Pourtant tout n'est pas parfait aujourd'hui. La psychiatrie n'est présente qu'aux heures de bureau, les délais d'attente pour des consultations à l'extérieur de la prison peuvent être longs, car il est difficile d'escorter un détenu à l'extérieur. En consultation, pendant l'entretien avec le médecin il peut y avoir des gens qui surveillent ou alors on les laisse menottés. Par la peur de l'évasion ou de la prise d'otage, les détenus sont parfois traités de façon très discriminatoire.
C'est vrai, en Suède, par exemple, 50% de la peine fait l'objet d'une libération provisoire de droit, que le magistrat peut toujours annuler. En France, la loi Taubira envisage de ramener cette portion de liberté à 25% de la peine, ce qui fait déjà débat. Pourtant on sait qu'il vaut mieux faire sortir les détenus avant, dans un dispositif d'obligation de contrôle: les études qui montrent que cela limite la récidive, par rapport à la prison suivie d'une sortie sèche.
Dans certaines prisons, il y a zéro surpopulation. Une cellule pour un détenu, ils vivraient presque comme des citoyens ordinaires, d'autres quartiers avec des cellules pour plusieurs détenus.
Certaines expériences prévoient un ensemble de mesures d'insertion dès la sortie de la prison. Par exemple, trouver un logement, ce qui évite que les détenus se retrouvent perdus, livrés à eux-même à la sortie de la prison.
La contrainte pénale, l'allègement de la peine de prison ferme, vous paraissent de bonnes solutions pour enrayer la récidive?
À l'OIP, nous sommes favorables à la diminution de la durée des peines. Si on compare les chiffres entre 1982 et 2011, il y avait sensiblement le même nombre d'entrées annuelles en prison: 88000 en 2011 contre 80000 en 1982. Mais en 30 ans, la durée moyenne des peines a doublé, en passant de 5,1 mois à 10 mois en 2011. Par conséquent, le nombre de détenus a aussi augmenté, passant de 30000 à 67000, sans compter les bracelets électroniques. C'est dû à la fois au durcissement de la législation, avec les peines planchers, et à la sévérité des jugements. Pourtant le sentiment d'insécurité a continué à augmenter. Alors s'est-on trompé de remède?

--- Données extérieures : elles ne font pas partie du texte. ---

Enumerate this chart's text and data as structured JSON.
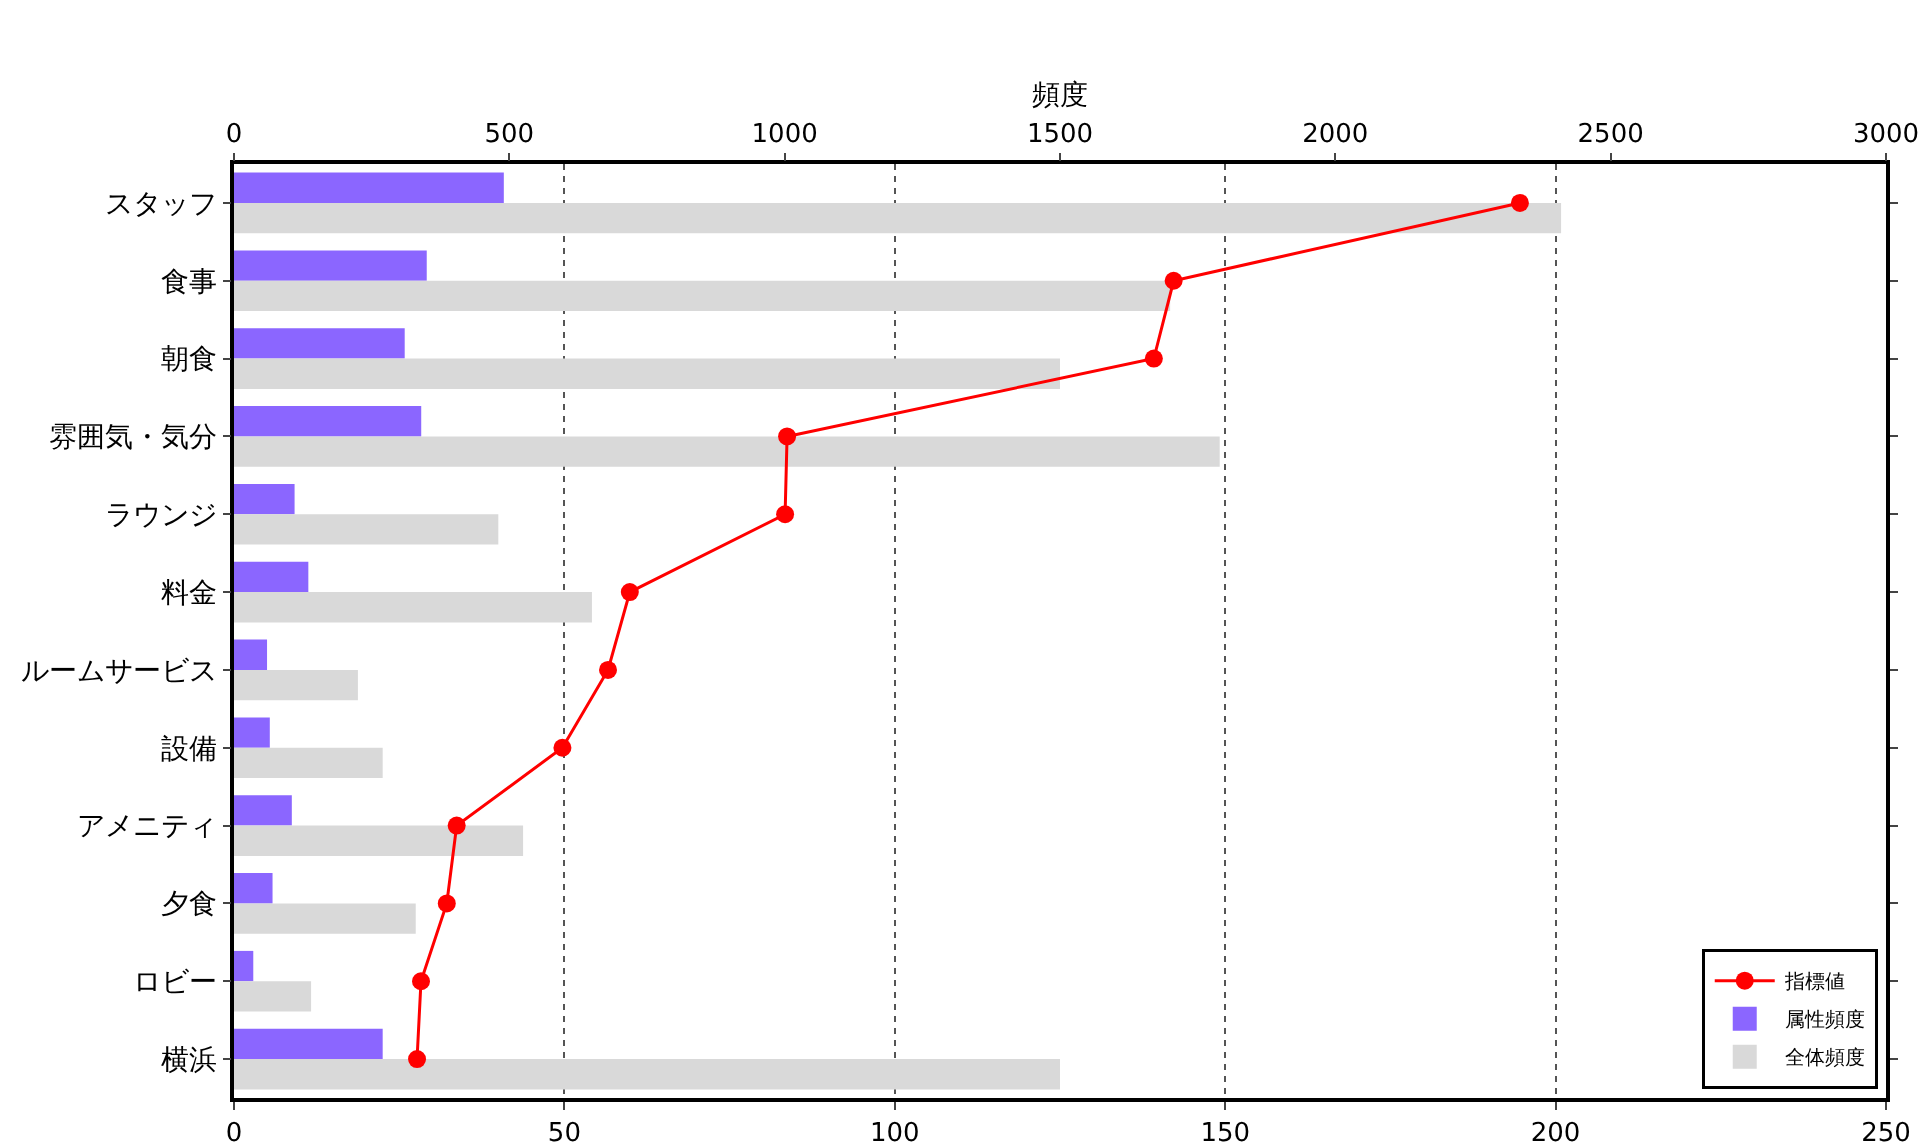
{
  "chart_data": {
    "type": "bar",
    "orientation": "horizontal",
    "x2label": "頻度",
    "categories": [
      "スタッフ",
      "食事",
      "朝食",
      "雰囲気・気分",
      "ラウンジ",
      "料金",
      "ルームサービス",
      "設備",
      "アメニティ",
      "夕食",
      "ロビー",
      "横浜"
    ],
    "series": [
      {
        "name": "指標値",
        "type": "line",
        "color": "#ff0000",
        "marker": "circle",
        "values": [
          194.6,
          142.2,
          139.2,
          83.7,
          83.4,
          59.9,
          56.6,
          49.7,
          33.7,
          32.2,
          28.3,
          27.7
        ]
      },
      {
        "name": "属性頻度",
        "axis": "x2",
        "color": "#8b66ff",
        "values": [
          490,
          350,
          310,
          340,
          110,
          135,
          60,
          65,
          105,
          70,
          35,
          270
        ]
      },
      {
        "name": "全体頻度",
        "axis": "x2",
        "color": "#d9d9d9",
        "values": [
          2410,
          1700,
          1500,
          1790,
          480,
          650,
          225,
          270,
          525,
          330,
          140,
          1500
        ]
      }
    ],
    "xlim": [
      0,
      250
    ],
    "xticks": [
      0,
      50,
      100,
      150,
      200,
      250
    ],
    "x2lim": [
      0,
      3000
    ],
    "x2ticks": [
      0,
      500,
      1000,
      1500,
      2000,
      2500,
      3000
    ],
    "grid": "x",
    "legend": "bottom right"
  }
}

Le projet de Christiane Taubira propose 1000 conseillers des Services de pénitentiaire d'insertion et de probation (SPIP), cela vous paraît-il suffisant?
Je ne sais pas vraiment. 1000 créations c'est déjà bien, il faudrait que travailleurs des SPIP n'aient pas à suivre 100 à 120 personnes chacun mais plutôt trente ou quarante personnes.
Comment l'OIP juge-t-il le reste de la prochaine réforme pénale?
Nous sommes favorables à la contrainte pénale [alternative à l'enfermement prévue dans le projet de loi, ndlr.]. Par contre nous regrettons quelques reculs. Par exemple, jusqu'à présent l'aménagement de peine, c'est-à-dire la possibilité de ne pas effectuer sa peine en prison, se faisait pour des peines allant jusqu'à deux ans. Aujourd'hui cela sera rabaissé aux peines d'un an, et aux peines de six mois pour les récidivistes. Par ailleurs, la réforme ne touche pas à la rétention de sûreté. Mais je ne suis pas étonné, la gauche au pouvoir est sévère. Lors du premier septennat de Mitterrand, le nombre de détenus avait grimpé.
Enfin, nous sommes en désaccord sur la construction de nouvelles prisons. Pour nous l'argent qu'on y met, c'est de l'argent qui ne va pas à la probation et à la prévention de la récidive.